Tuesday, February 6, 2007

4A4C 2006: Dr. Feelgood's Dope-Slinging Justified Seizure Of All Patient Records

UNITED STATES v. HURWITZ, USCA-4 No. 05-4474, 459 F.3d 463, 2006 U.S.App. LEXIS 21425, on appeal from USDC-VAED, before Circuit Judges Widener and Traxler and USDJ-SCD Currie, opinion by Traxler, dissent by Widener, filed 22 Aug 2006.

LONG STORY SHORT: Attachments to the search warrant affidavit did not have to accompany the officers who served the search warrant, and when the offense in question involves a physician overprescribing controlled substances to many patients, the business is so permeated with crime that all patient records were subject to seizure. Binding in MD, NC, SC, VA, WV.

FACTS: In 2002, an unusual number of people in the McLean, Virginia area were arrested for illegal sale of prescription opoids, and several arrestees named Defendant, a medical doctor, as the source of their products. High-dose opoid therapy normally allowed a patient 195mg of morphine or 100mg of Oxycontin daily, but investigation indicated that Defendant was prescribing median dosages of 2,000mg per day to his patients, and some patients received up to 10,000 pills per month. Defendant charged his patients $1,000 "initiation fees" and $250 monthly "maintenance fees." Cooperating arrestees secretly taped Defendant admitting that it was not inconceivable that some of his patients were selling their meds. Medical authorities had disciplined Defendant twice before for overprescribing controlled substances.

Agent Lucas of DEA swore to a search warrant affidavit setting forth those facts, and in the warrant application wrote "See Attachment A of Affidavit" for a description of the property to be seized. Attachment A specified items in Defendant's "medical practice which constitute evidence of [drug trafficking]" including "[p]atient medical and billing files," without identifying any individual patient files. The court issued the warrant and ordered Attachment A and the affidavit sealed. During the search of Defendant's office, federal agents seized all of Defendant's patients' files, and did not bring the affidavit or Attachment A with them when they searched.

PROCEDURE: The United States indicted Defendant for over 60 drug offenses in U.S. District Court for the Eastern District of Virginia. Defendant moved to suppress all evidence found in his office on grounds that the warrant was fatally overbroad and that it did not name the things to be seized with sufficient particularity. The trial court disagreed; SUPPRESSION DENIED. Defendant was convicted of most offenses at jury trial and received a 25-year sentence. He appealed to the U.S. Court of Appeals for the Fourth Circuit, arguing that the search warrant was invalid and that he had not gotten a fair trial.

DECISION: The Fourth Amendment requires that warrants particularly describe the things to be seized; otherwise, officers would be entitled to a general rummaging through peoples' property to find what they wanted.
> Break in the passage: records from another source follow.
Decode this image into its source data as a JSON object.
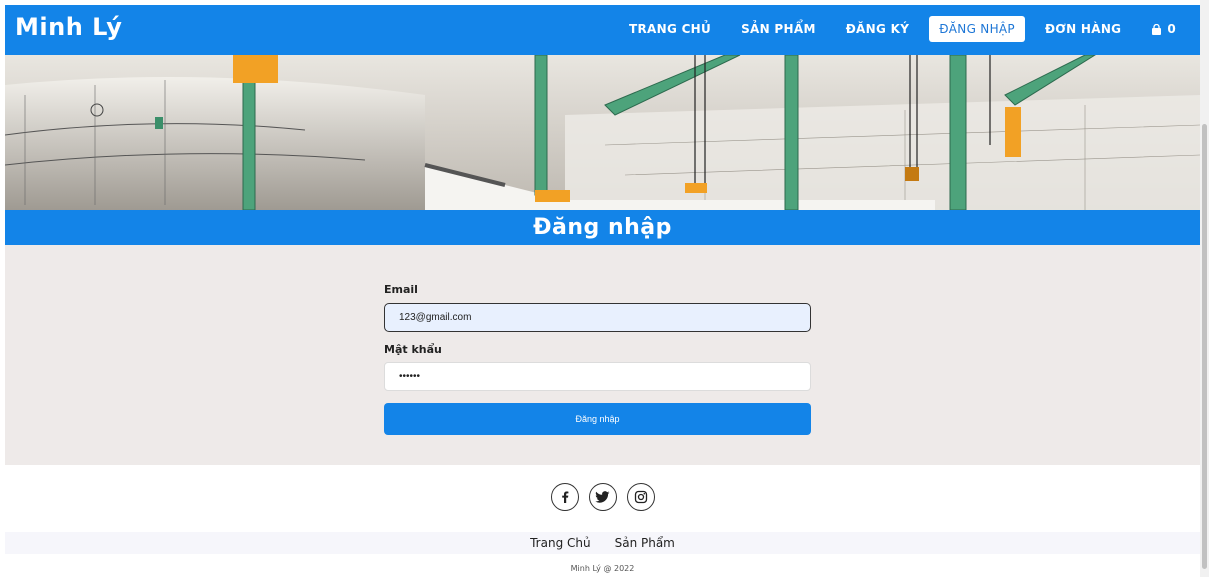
{
  "navbar": {
    "brand": "Minh Lý",
    "links": [
      {
        "label": "TRANG CHỦ"
      },
      {
        "label": "SẢN PHẨM"
      },
      {
        "label": "ĐĂNG KÝ"
      },
      {
        "label": "ĐĂNG NHẬP",
        "active": true
      },
      {
        "label": "ĐƠN HÀNG"
      }
    ],
    "cart_count": "0",
    "cart_icon": "shopping-bag-icon"
  },
  "page_title": "Đăng nhập",
  "form": {
    "email_label": "Email",
    "email_value": "123@gmail.com",
    "password_label": "Mật khẩu",
    "password_value": "••••••",
    "submit_label": "Đăng nhập"
  },
  "footer": {
    "social": [
      "facebook-icon",
      "twitter-icon",
      "instagram-icon"
    ],
    "links": [
      {
        "label": "Trang Chủ"
      },
      {
        "label": "Sản Phẩm"
      }
    ],
    "copyright": "Minh Lý @ 2022"
  },
  "colors": {
    "primary": "#1384e8",
    "form_bg": "#eeeae9",
    "active_link_text": "#1d76d6"
  }
}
This particularity requirement applies to the warrant itself, not just the application for the warrant, but referenced documents can be made part of the warrant. Though other circuits might require both a reference in the warrant and attachment of the referenced document to the warrant, the Fourth Circuit only requires one or the other. The warrant in this case satisfied the requirement by referencing Attachment A to the warrant affidavit.

The fact (which Defendant asserted in the trial court and the United States did not contest, so it was a fact on appeal) that agents brought only the warrant with them, not Attachment A, was not a constitutional problem. Though the better practice is to bring the warrant and all referenced documents, not least because the searching officers can look at it to guide their actions, the Fourth Amendment does not require officers to bring the warrant with them, even if other rules or statutes might.

Neither was the warrant overbroad. Its supporting affidavit provided probable cause that Defendant was running a huge drug trafficking enterprise under the label of a medical practice. Defendant's prescribing practices were well in excess of medically excepted bounds and many of his patients were caught selling controlled substances that he prescribed to them. Defendant's business was so permeated with drug crime that officers needed to seize all patient records. DENIAL OF SUPPRESSION AFFIRMED.

However, Defendant's argument that his trial was unfair had merit. CONVICTIONS AND SENTENCE VACATED and remanded for new trial. The dissent related only to the issues at trial and not the motion to suppress.

EDITORIAL: Good decision in a hard case. I'm giving the guy every benefit of the doubt, because some of his patients at trial testified that he made their pain go away with lots of opoids, and being allergic to pain myself, I'm glad to hear that part. However, it looks like there was waaaay too much of a good thing going down. The feds sure can get carried away with these blanket seizures, though. When I was working the Payne Stewart crash case, I was one of the lowly associates going through boxes of documents (although there are far worse ways to spend a day, I tell you) that the FBI had just turned loose almost three years after swooping in and snatching essentially the entire charter business that had owned the unlucky Lear 35. There was no possible crime in that crash and they destroyed the business for nothing. I have no idea who had the political horsepower to order the FBI in on it. I'd sure like to know though.